Thursday, March 31, 2011

Lost of the Desert Sand

From: Youssuf El-Kalay youssuf@qpt.com ======================================================================= Lost in the desert sand There I was standing in the middle of a desolate tract, in one of the most arid regions of the world. The sun beat down on my face and my dry parched throat yearned for water. Salvation was nowhere to be found, like a ferret in a dense forest. All was lost. I was surrounded by a pack of hyenas, sniggering at me because I was an anomaly in their world. I didn't belong; I didn't want to belong. This is how I felt when I was living in Egypt. It was a tumultuous period of my life and looking back I feel fortunate enough to have survived the turbulent change in life.

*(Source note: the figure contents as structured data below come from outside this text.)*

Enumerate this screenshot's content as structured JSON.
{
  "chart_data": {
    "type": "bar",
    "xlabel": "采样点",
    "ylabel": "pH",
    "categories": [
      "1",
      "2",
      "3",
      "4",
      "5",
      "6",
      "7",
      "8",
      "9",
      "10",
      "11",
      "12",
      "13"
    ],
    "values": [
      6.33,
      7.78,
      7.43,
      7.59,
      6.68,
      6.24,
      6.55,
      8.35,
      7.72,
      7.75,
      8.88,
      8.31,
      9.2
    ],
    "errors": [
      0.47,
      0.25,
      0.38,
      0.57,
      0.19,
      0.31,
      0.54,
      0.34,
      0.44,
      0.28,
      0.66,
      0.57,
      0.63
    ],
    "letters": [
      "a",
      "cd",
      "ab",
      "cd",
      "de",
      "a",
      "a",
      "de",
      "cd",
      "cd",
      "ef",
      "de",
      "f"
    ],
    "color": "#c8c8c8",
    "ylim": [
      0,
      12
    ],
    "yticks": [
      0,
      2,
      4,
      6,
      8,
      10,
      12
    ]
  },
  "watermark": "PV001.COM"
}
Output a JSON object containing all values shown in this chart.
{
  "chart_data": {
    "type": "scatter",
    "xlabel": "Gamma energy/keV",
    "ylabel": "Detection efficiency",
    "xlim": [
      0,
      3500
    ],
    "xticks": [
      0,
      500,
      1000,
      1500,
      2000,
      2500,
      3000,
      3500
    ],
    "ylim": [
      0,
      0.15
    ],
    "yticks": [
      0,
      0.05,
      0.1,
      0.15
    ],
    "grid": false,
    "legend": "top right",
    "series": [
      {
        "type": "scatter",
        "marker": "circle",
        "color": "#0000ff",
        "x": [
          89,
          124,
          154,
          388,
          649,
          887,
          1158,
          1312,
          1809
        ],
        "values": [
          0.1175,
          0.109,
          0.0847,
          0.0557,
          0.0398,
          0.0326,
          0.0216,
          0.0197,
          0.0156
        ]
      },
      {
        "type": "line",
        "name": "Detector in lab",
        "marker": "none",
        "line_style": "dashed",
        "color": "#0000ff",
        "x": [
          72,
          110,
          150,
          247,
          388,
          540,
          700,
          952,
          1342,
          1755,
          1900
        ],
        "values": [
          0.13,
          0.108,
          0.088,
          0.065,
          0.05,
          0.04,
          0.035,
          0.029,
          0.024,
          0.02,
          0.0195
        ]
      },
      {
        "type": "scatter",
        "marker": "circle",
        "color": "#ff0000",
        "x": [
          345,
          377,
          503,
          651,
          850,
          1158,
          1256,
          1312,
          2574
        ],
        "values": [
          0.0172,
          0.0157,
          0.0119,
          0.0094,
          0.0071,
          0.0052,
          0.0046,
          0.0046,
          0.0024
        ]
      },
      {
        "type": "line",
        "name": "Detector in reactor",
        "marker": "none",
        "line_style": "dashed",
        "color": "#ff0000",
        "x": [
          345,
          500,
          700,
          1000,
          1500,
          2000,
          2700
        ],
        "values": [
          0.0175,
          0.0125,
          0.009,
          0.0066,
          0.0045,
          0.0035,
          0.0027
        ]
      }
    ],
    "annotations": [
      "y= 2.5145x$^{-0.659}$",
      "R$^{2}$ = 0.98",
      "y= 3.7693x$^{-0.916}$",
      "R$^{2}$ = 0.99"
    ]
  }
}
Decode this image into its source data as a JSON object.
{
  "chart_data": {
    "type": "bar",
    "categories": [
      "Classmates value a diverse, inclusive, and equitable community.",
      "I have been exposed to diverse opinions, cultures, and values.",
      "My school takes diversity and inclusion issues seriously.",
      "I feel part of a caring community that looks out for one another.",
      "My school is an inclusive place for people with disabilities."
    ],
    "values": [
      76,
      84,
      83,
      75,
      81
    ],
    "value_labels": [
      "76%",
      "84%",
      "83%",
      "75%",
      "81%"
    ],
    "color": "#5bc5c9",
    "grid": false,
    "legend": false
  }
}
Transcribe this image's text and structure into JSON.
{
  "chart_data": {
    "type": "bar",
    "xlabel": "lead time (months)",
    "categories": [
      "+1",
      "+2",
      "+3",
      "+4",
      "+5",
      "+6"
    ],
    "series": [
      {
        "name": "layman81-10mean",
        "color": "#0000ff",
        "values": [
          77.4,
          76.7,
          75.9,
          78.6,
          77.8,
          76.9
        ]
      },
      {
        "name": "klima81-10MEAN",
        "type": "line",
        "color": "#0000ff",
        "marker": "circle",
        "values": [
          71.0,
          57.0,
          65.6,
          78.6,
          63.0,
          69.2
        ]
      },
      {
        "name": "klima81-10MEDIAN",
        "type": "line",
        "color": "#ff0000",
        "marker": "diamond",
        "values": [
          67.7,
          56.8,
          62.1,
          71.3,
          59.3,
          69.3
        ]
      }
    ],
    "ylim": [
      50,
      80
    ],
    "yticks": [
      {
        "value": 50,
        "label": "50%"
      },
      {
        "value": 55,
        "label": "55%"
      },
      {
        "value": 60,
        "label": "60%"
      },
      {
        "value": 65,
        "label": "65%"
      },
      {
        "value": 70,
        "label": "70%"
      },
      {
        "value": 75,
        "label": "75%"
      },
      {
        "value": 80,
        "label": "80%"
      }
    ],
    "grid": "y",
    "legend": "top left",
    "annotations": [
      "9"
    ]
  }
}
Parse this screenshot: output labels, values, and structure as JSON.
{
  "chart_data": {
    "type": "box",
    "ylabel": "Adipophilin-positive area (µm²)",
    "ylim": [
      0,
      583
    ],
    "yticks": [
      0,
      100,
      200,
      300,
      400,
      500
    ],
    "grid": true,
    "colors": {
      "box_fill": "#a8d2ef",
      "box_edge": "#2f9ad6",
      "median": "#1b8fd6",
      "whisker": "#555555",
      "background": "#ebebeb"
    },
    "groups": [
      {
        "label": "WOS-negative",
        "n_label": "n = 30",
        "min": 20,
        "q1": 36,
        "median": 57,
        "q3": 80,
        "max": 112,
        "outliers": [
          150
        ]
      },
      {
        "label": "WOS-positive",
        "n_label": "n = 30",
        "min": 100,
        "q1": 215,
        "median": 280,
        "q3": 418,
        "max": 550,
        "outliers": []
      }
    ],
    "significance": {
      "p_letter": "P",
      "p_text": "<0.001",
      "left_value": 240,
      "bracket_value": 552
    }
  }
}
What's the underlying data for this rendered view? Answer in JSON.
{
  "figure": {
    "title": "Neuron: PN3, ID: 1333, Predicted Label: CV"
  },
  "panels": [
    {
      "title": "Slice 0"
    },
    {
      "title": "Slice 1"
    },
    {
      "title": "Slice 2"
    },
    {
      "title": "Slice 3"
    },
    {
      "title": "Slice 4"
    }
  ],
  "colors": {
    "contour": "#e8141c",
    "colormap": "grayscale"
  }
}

Life was quite different in Egypt, from my days in the United States. We moved during the summer, a time when heat and dust made an unpleasant combination. Although I had visited Egypt before, it was different this time. Certainly going on an excursion was far different than actually living in the country. My parents told me it was going to be the beginning of a new life, a chance to make new friends and gain new experiences. I was so eager to return to my roots. I anticipated lively adventures and an exciting life much like that of Indiana Jones. Little did I know that everyday would be quite the opposite. Society in Egypt was far from anything you would expect. It was common to see horse driven carts on the roads alongside cars that were hundreds of times more powerful than they were. People still bought food and other goods from open-air markets even though supermarkets were plentiful. Even though you'd see men and women sweeping the streets, they were still cluttered with garbage. It was as if old and new were in a clash, a struggle to fit in with each other.

Although I spoke the native tongue, my Arabic reading and writing skills were far below the level required for me to enter a public school. So I was enrolled in a private school that contained not more than 100 students. We were taught in an apartment with classrooms the size of a bedroom. All the walls around me begged for a fresh coat of paint and the gnarled linoleum floors made to look like a freak accident from an armed land mine. Proper desks were nonexistent. Instead we sat on a crude wooden chairs with a small table nailed to the side of the chair. Outside was a small courtyard measuring 40 feet at most, littered with piles of candy wrappers and an assortment of bottles from a popular soft drink. In spite of this, I tried to look at everything with an open mind, realizing that perhaps there was something beyond the glamour of fancy desks and classrooms.

Unfortunately there was something far worse than an under equipped school, something so hideous that it made me cringe at the thought of it. It dawned on me that it was the actual students that had created this chaos around the school. The cacophony of their laughter and jeering overwhelmed me. I was like the new kid on the block, but even after I had been there for several months the mockery continued. They didn't want to accept me, and naturally I didn't want to be accepted. They commented on my American accent saying, "Where's your cowboy hat, Yankee boy!" Even the teachers looked upon me as strange. They called me 'khawaga' which means foreigner in Arabic. I was like a stranger in my own land. The English teacher commented on my style of writing stating "Your American style of writing doesn't suit me, it's not proper".

Everyday was very hellish for me, and soon I lapsed into a coma of depression. Life basically had no meaning to me anymore, and everyday that passed was just another page in a never-ending story. One day as I was walking away from the school, I saw an old man sitting on the ground selling fruits and vegetables. The goods weren't in fantastic condition and the man himself didn't look too well off yet he looked content. I approached him and asked him how his sales were going and he said "Not too good, but then again I am better off than many other people who are in worse conditions than I am". His words of wisdom dumbfounded me. I realized that life was what we made out of it and that happiness was truly a state of mind. Eventually we moved back to the United States, but I never forgot my encounter with the wise old man.